J'avais
parcouru, ici même, il y a quelques jours, le 24 juin 2013 sauf erreur de ma
part, l'article de Dejan Dimitrijevic (Université Nice Sophia Antipolis) qui
concernait l'éventuelle disparition de la mention de licence « ethnologie
anthropologie ».
Ce billet
n'avait rappelé le débat passionné qui avait eu lieu, il y a bien des années, précisément
au moment du choix du nom et de la mise au point de la maquette de cette
licence par le groupe d'études techniques (le GET 70) du ministère de l'enseignement
supérieur et la recherche dont je faisais alors partie.
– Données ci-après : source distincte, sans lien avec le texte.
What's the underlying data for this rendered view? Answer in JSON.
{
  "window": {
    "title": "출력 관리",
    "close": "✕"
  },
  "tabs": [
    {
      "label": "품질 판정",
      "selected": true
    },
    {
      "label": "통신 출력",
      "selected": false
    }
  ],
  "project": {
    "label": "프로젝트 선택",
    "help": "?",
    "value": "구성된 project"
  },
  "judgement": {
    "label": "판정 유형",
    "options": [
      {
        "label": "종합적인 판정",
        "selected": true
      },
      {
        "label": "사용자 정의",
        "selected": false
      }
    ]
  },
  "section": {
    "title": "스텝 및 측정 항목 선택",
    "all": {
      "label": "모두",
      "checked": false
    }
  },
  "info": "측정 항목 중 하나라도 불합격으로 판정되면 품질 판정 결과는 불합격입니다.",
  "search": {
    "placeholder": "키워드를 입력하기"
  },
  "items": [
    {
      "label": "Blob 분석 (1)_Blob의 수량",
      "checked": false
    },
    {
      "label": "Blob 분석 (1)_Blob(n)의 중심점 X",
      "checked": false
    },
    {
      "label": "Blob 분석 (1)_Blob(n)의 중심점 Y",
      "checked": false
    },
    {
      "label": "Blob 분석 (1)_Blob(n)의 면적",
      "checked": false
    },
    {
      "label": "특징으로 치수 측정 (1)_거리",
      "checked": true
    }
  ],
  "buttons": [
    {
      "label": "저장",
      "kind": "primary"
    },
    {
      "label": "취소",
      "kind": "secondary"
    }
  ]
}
Le débat avait été très
vif entre les partisans de la mention "anthropologie" et ceux de la
mention "ethnologie" (cette dernière étant assez clairement une
spécificité française) ; on avait pu y mettre un terme qu'en adoptant la
mention "ethnologie-anthropologie" (alors que la mention "anthropologie-ethnologie"
eût été plus conforme à l'ordre alphabétique habituel en pareils cas).
Fort de cette
expérience, je me serais bien gardé d'intervenir dans un débat si important et
si éloigné de mes propres compétences, si je n'avais entendu sur France Culture
la présentation de l'exposition sur l'ethnologie qui doit se tenir, durant le
présent week-end, au Musée du quai Branly. Le pittoresque de la chose était que
cette présentation avait été confiée, assez logiquement, au directeur de ce
musée qui sans doute, moins par ignorance que par prudence, avait invité un
ethnologue, S. Rennesson, chargé de recherches au CNRS, à venir faire la
présentation de cette exposition et surtout de l'ethnologie elle-même, ce terme
pouvant paraître un peu mystérieux, même aussi des auditeurs de France Culture.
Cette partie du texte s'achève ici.